Overall, the final setup is the result of many small iterations rather than a single theoretical insight — guided more by curiosity and empirical tuning than by formal proofs.

Experiments and Iterations

This section summarizes several experimental setups I tested while refining the feature extraction and windowing strategies. Each variation aimed to better capture the most informative break patterns between the “before” and “after” periods.
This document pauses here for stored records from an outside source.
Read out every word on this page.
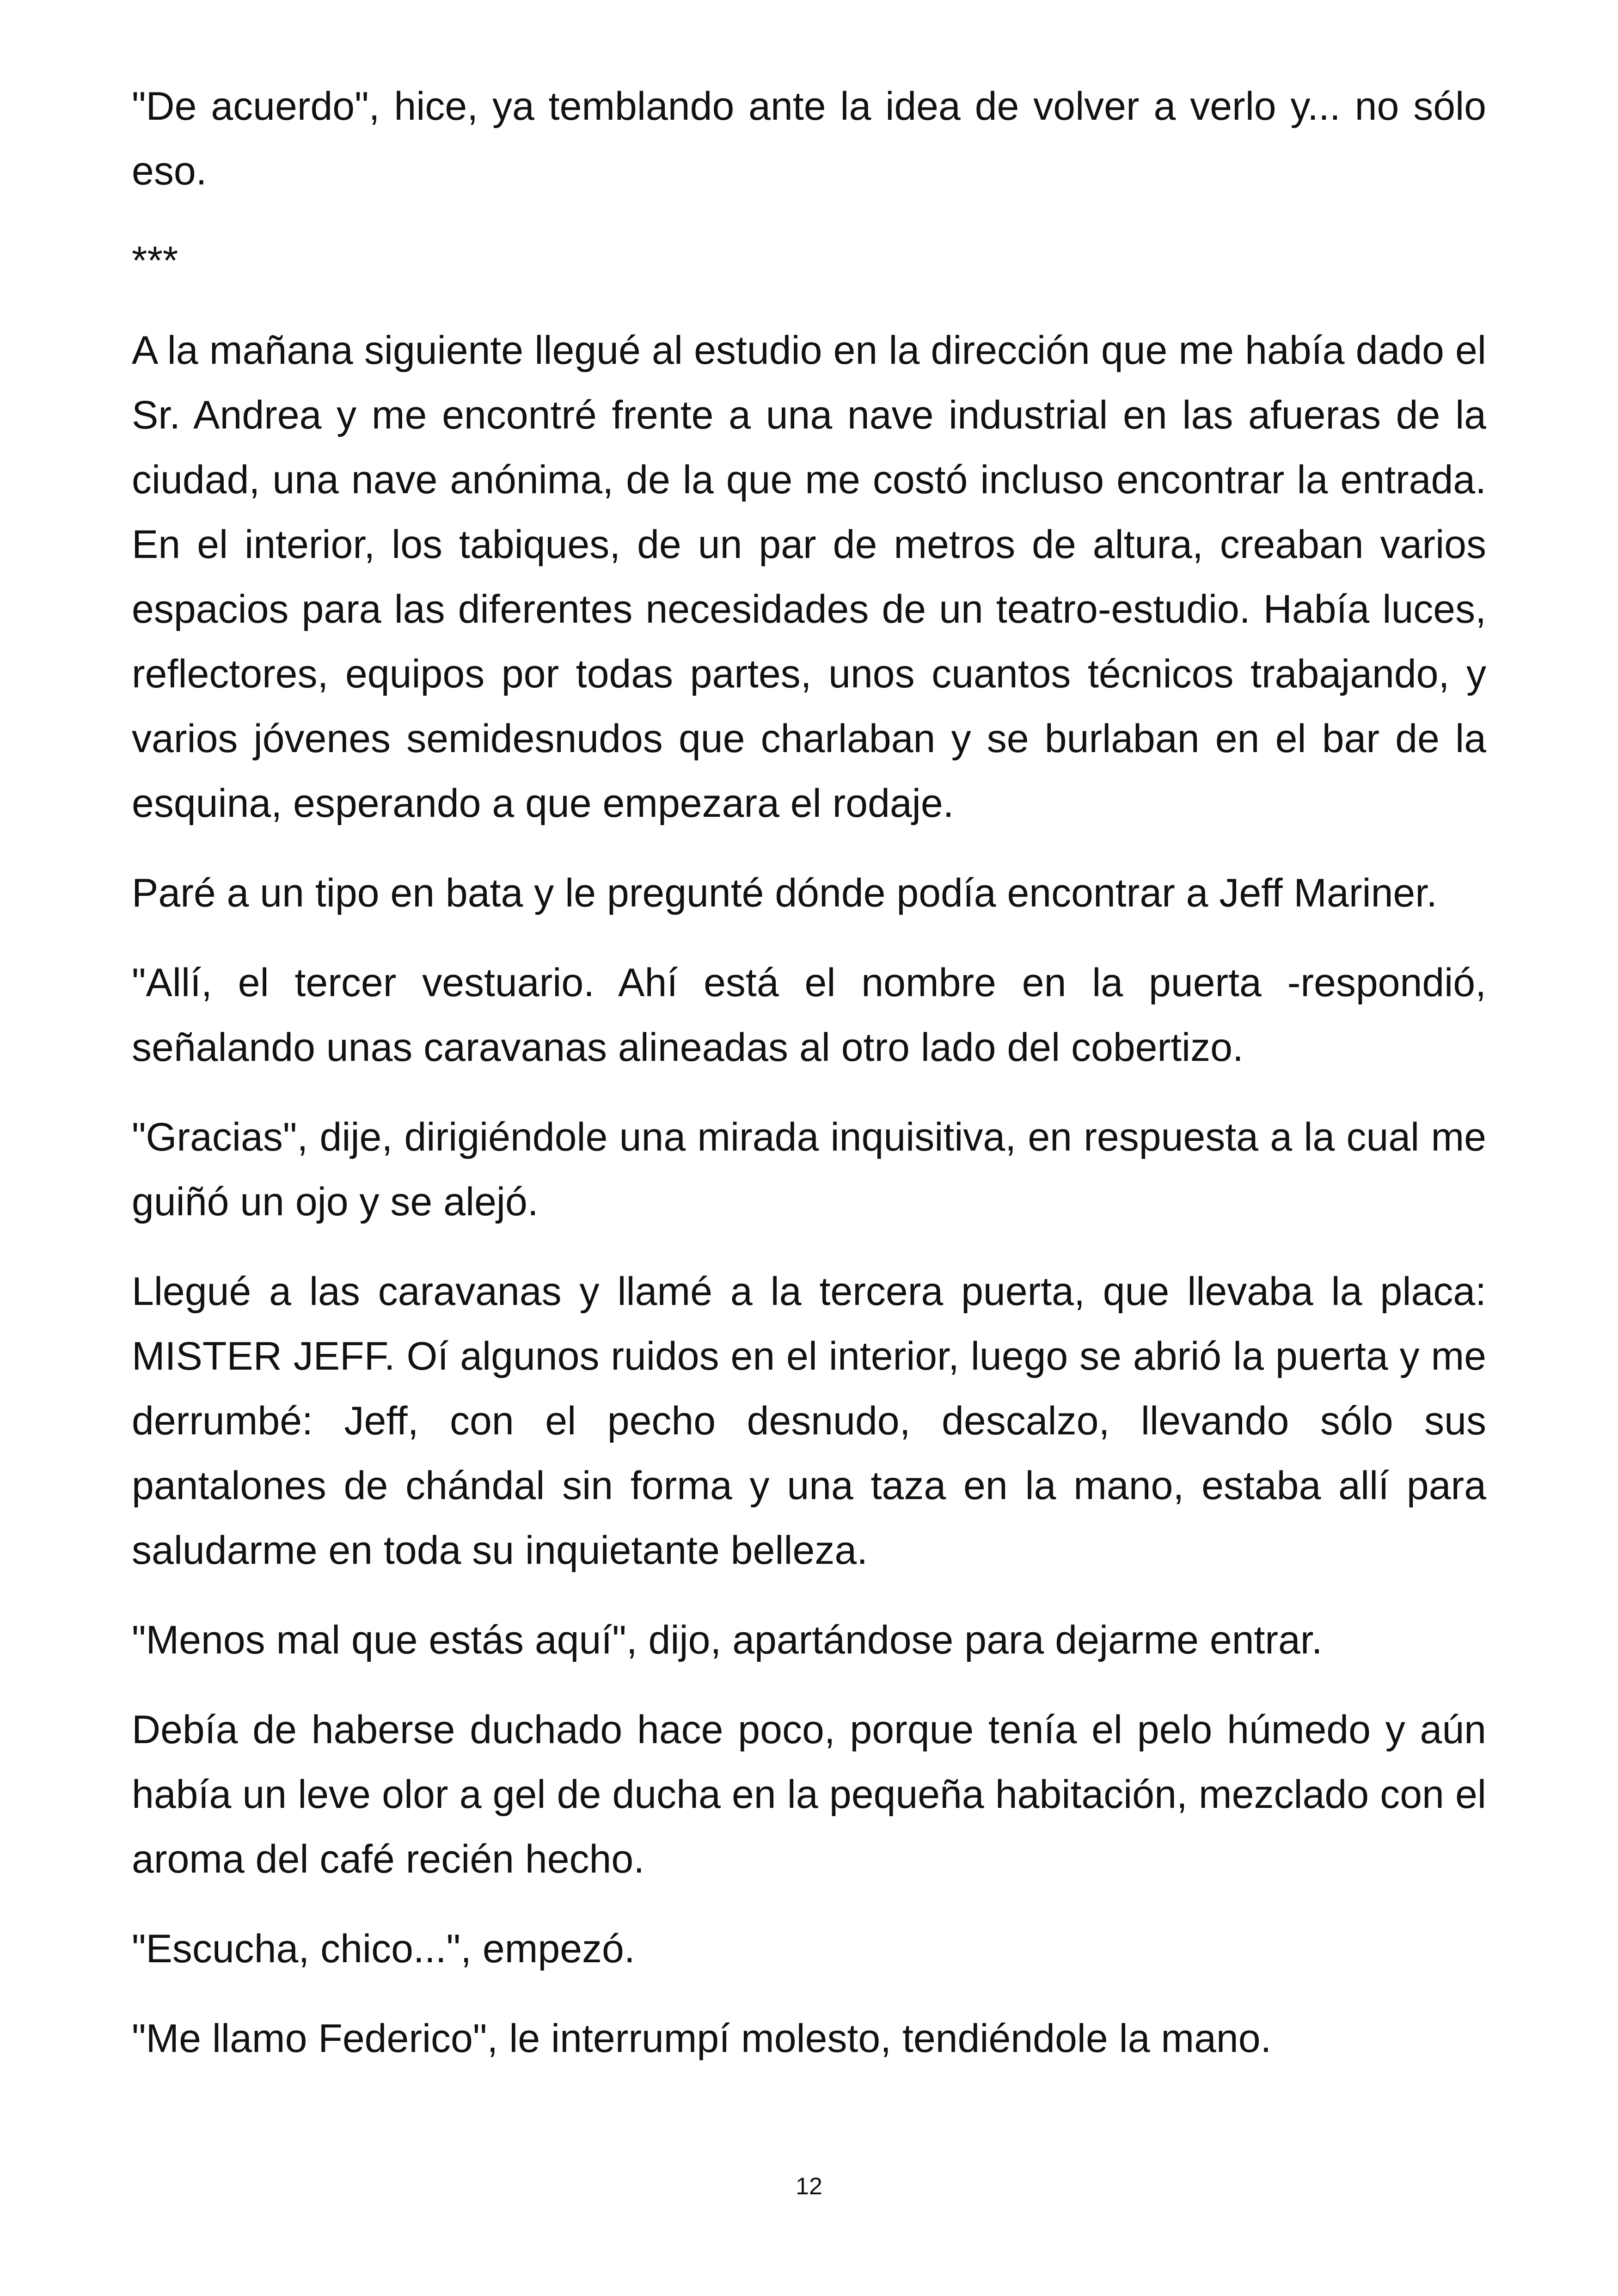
"De acuerdo", hice, ya temblando ante la idea de volver a verlo y... no sólo eso.

***

A la mañana siguiente llegué al estudio en la dirección que me había dado el Sr. Andrea y me encontré frente a una nave industrial en las afueras de la ciudad, una nave anónima, de la que me costó incluso encontrar la entrada. En el interior, los tabiques, de un par de metros de altura, creaban varios espacios para las diferentes necesidades de un teatro-estudio. Había luces, reflectores, equipos por todas partes, unos cuantos técnicos trabajando, y varios jóvenes semidesnudos que charlaban y se burlaban en el bar de la esquina, esperando a que empezara el rodaje.

Paré a un tipo en bata y le pregunté dónde podía encontrar a Jeff Mariner.

"Allí, el tercer vestuario. Ahí está el nombre en la puerta -respondió, señalando unas caravanas alineadas al otro lado del cobertizo.

"Gracias", dije, dirigiéndole una mirada inquisitiva, en respuesta a la cual me guiñó un ojo y se alejó.

Llegué a las caravanas y llamé a la tercera puerta, que llevaba la placa: MISTER JEFF. Oí algunos ruidos en el interior, luego se abrió la puerta y me derrumbé: Jeff, con el pecho desnudo, descalzo, llevando sólo sus pantalones de chándal sin forma y una taza en la mano, estaba allí para saludarme en toda su inquietante belleza.

"Menos mal que estás aquí", dijo, apartándose para dejarme entrar.

Debía de haberse duchado hace poco, porque tenía el pelo húmedo y aún había un leve olor a gel de ducha en la pequeña habitación, mezclado con el aroma del café recién hecho.

"Escucha, chico...", empezó.

"Me llamo Federico", le interrumpí molesto, tendiéndole la mano.

12
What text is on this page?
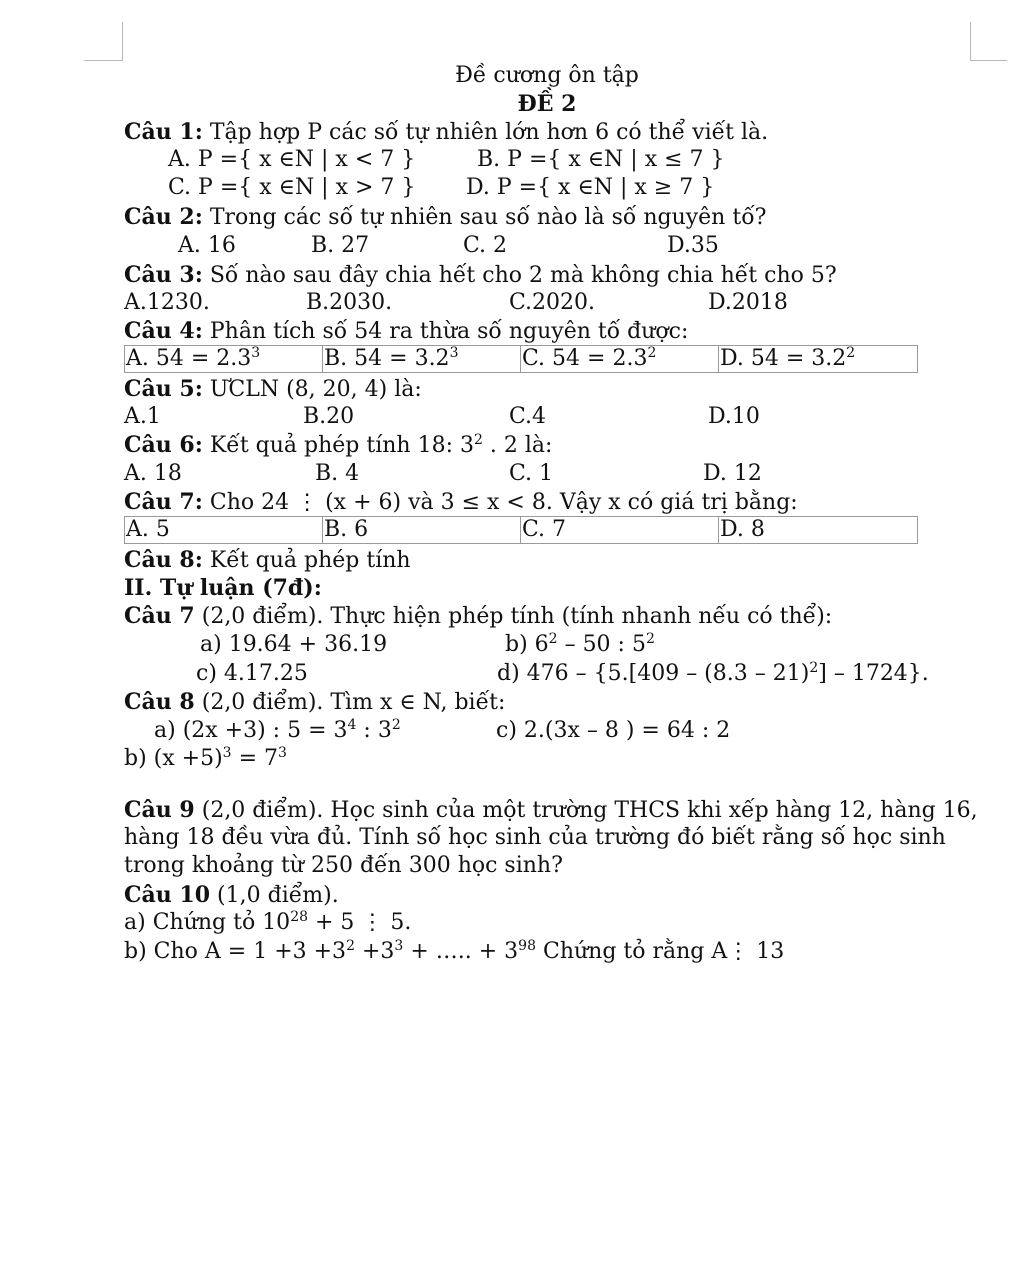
Đề cương ôn tập
ĐỀ 2
Câu 1: Tập hợp P các số tự nhiên lớn hơn 6 có thể viết là.
A. P ={ x ∈N | x < 7 }	B. P ={ x ∈N | x ≤ 7 }
C. P ={ x ∈N | x > 7 } D. P ={ x ∈N | x ≥ 7 }
Câu 2: Trong các số tự nhiên sau số nào là số nguyên tố?
A. 16	B. 27	C. 2	D.35
Câu 3: Số nào sau đây chia hết cho 2 mà không chia hết cho 5?
A.1230.	B.2030.	C.2020.	D.2018
Câu 4: Phân tích số 54 ra thừa số nguyên tố được:
A. $54 = 2.3^3$	B. $54 = 3.2^3$	C. $54 = 2.3^2$	D. $54 = 3.2^2$
Câu 5: ƯCLN (8, 20, 4) là:
A.1	B.20	C.4	D.10
Câu 6: Kết quả phép tính 18: $3^2$ . 2 là:
A. 18	B. 4	C. 1	D. 12
Câu 7: Cho 24 ⋮ (x + 6) và 3 ≤ x < 8. Vậy x có giá trị bằng:
A. 5	B. 6	C. 7	D. 8
Câu 8: Kết quả phép tính
II. Tự luận (7đ):
Câu 7 (2,0 điểm). Thực hiện phép tính (tính nhanh nếu có thể):
a) 19.64 + 36.19	b) $6^2 - 50$ : $5^2$
c) 4.17.25	d) 476 – {5.[409 – (8.3 – 21)$^2$] – 1724}.
Câu 8 (2,0 điểm). Tìm x ∈ N, biết:
a) (2x +3) : $5 = 3^4$ : $3^2$	c) 2.(3x – 8 ) = 64 : 2
b) $(x +5)^3 = 7^3$
Câu 9 (2,0 điểm). Học sinh của một trường THCS khi xếp hàng 12, hàng 16,
hàng 18 đều vừa đủ. Tính số học sinh của trường đó biết rằng số học sinh
trong khoảng từ 250 đến 300 học sinh?
Câu 10 (1,0 điểm).
a) Chứng tỏ $10^{28} + 5$ ⋮ 5.
b) Cho $A = 1 +3 +3^2 +3^3$ + ….. + $3^{98}$ Chứng tỏ rằng A⋮ 13
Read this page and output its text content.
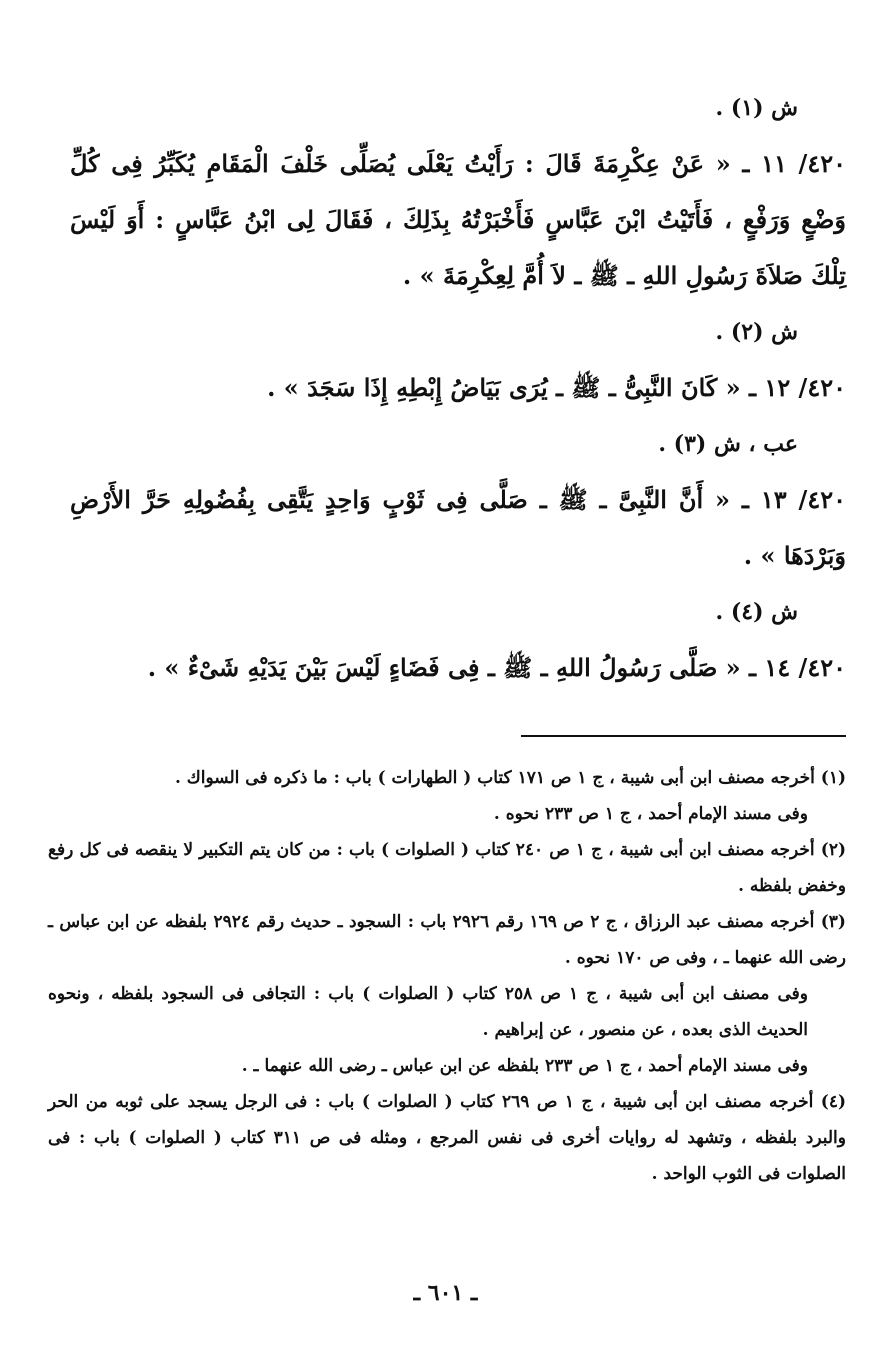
ش (١) .

٤٢٠/ ١١ ـ « عَنْ عِكْرِمَةَ قَالَ : رَأَيْتُ يَعْلَى يُصَلِّى خَلْفَ الْمَقَامِ يُكَبِّرُ فِى كُلِّ وَضْعٍ وَرَفْعٍ ، فَأَتَيْتُ ابْنَ عَبَّاسٍ فَأَخْبَرْتُهُ بِذَلِكَ ، فَقَالَ لِى ابْنُ عَبَّاسٍ : أَوَ لَيْسَ تِلْكَ صَلاَةَ رَسُولِ اللهِ ـ ﷺ ـ لاَ أُمَّ لِعِكْرِمَةَ » .

ش (٢) .

٤٢٠/ ١٢ ـ « كَانَ النَّبِىُّ ـ ﷺ ـ يُرَى بَيَاضُ إِبْطِهِ إِذَا سَجَدَ » .

عب ، ش (٣) .

٤٢٠/ ١٣ ـ « أَنَّ النَّبِىَّ ـ ﷺ ـ صَلَّى فِى ثَوْبٍ وَاحِدٍ يَتَّقِى بِفُضُولِهِ حَرَّ الأَرْضِ وَبَرْدَهَا » .

ش (٤) .

٤٢٠/ ١٤ ـ « صَلَّى رَسُولُ اللهِ ـ ﷺ ـ فِى فَضَاءٍ لَيْسَ بَيْنَ يَدَيْهِ شَىْءٌ » .

(١) أخرجه مصنف ابن أبى شيبة ، ج ١ ص ١٧١ كتاب ( الطهارات ) باب : ما ذكره فى السواك .

وفى مسند الإمام أحمد ، ج ١ ص ٢٣٣ نحوه .

(٢) أخرجه مصنف ابن أبى شيبة ، ج ١ ص ٢٤٠ كتاب ( الصلوات ) باب : من كان يتم التكبير لا ينقصه فى كل رفع وخفض بلفظه .

(٣) أخرجه مصنف عبد الرزاق ، ج ٢ ص ١٦٩ رقم ٢٩٢٦ باب : السجود ـ حديث رقم ٢٩٢٤ بلفظه عن ابن عباس ـ رضى الله عنهما ـ ، وفى ص ١٧٠ نحوه .

وفى مصنف ابن أبى شيبة ، ج ١ ص ٢٥٨ كتاب ( الصلوات ) باب : التجافى فى السجود بلفظه ، ونحوه الحديث الذى بعده ، عن منصور ، عن إبراهيم .

وفى مسند الإمام أحمد ، ج ١ ص ٢٣٣ بلفظه عن ابن عباس ـ رضى الله عنهما ـ .

(٤) أخرجه مصنف ابن أبى شيبة ، ج ١ ص ٢٦٩ كتاب ( الصلوات ) باب : فى الرجل يسجد على ثوبه من الحر والبرد بلفظه ، وتشهد له روايات أخرى فى نفس المرجع ، ومثله فى ص ٣١١ كتاب ( الصلوات ) باب : فى الصلوات فى الثوب الواحد .

ـ ٦٠١ ـ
Fixed Window Splits: The data was split into exact proportions of the segment length:before_win = before[-int(0.1 * len(after)):] after_win = after[:int(0.1 * len(after))]This process was repeated for window sizes of 0.1, 0.3, and 0.6.
Adaptive Informative Windows: Iterative tests were run for split ratios from 0.1 to 0.9 (step 0.1) to identify the most predictive region. The best performance came from:before_win = int(0.1 * len(before)) after_win = int(0.6 * len(after))This setup reached a ROC AUC of 85–87%, though features like full_series_index_of_dispersion still ranked highly in importance.
Half-Segment Feature Interactions: The “before” segment was further split into halves:before_start = before[:len(before)//2] before_end = before[len(before)//2:]Features were extracted from before_start, before_end, and after, then combined through multiple interaction forms:interaction1 = after_features / before_start_features interaction2 = after_features / before_end_features interaction = interaction1 * interaction2
Signal Transformations: Applied advanced transformations to enhance sensitivity:
- Hilbert Transform
- Teager-Kaiser Energy Operator
- Moving Average
- Moving Energy Average

More experimental results will be added later as I continue refining and documenting the work.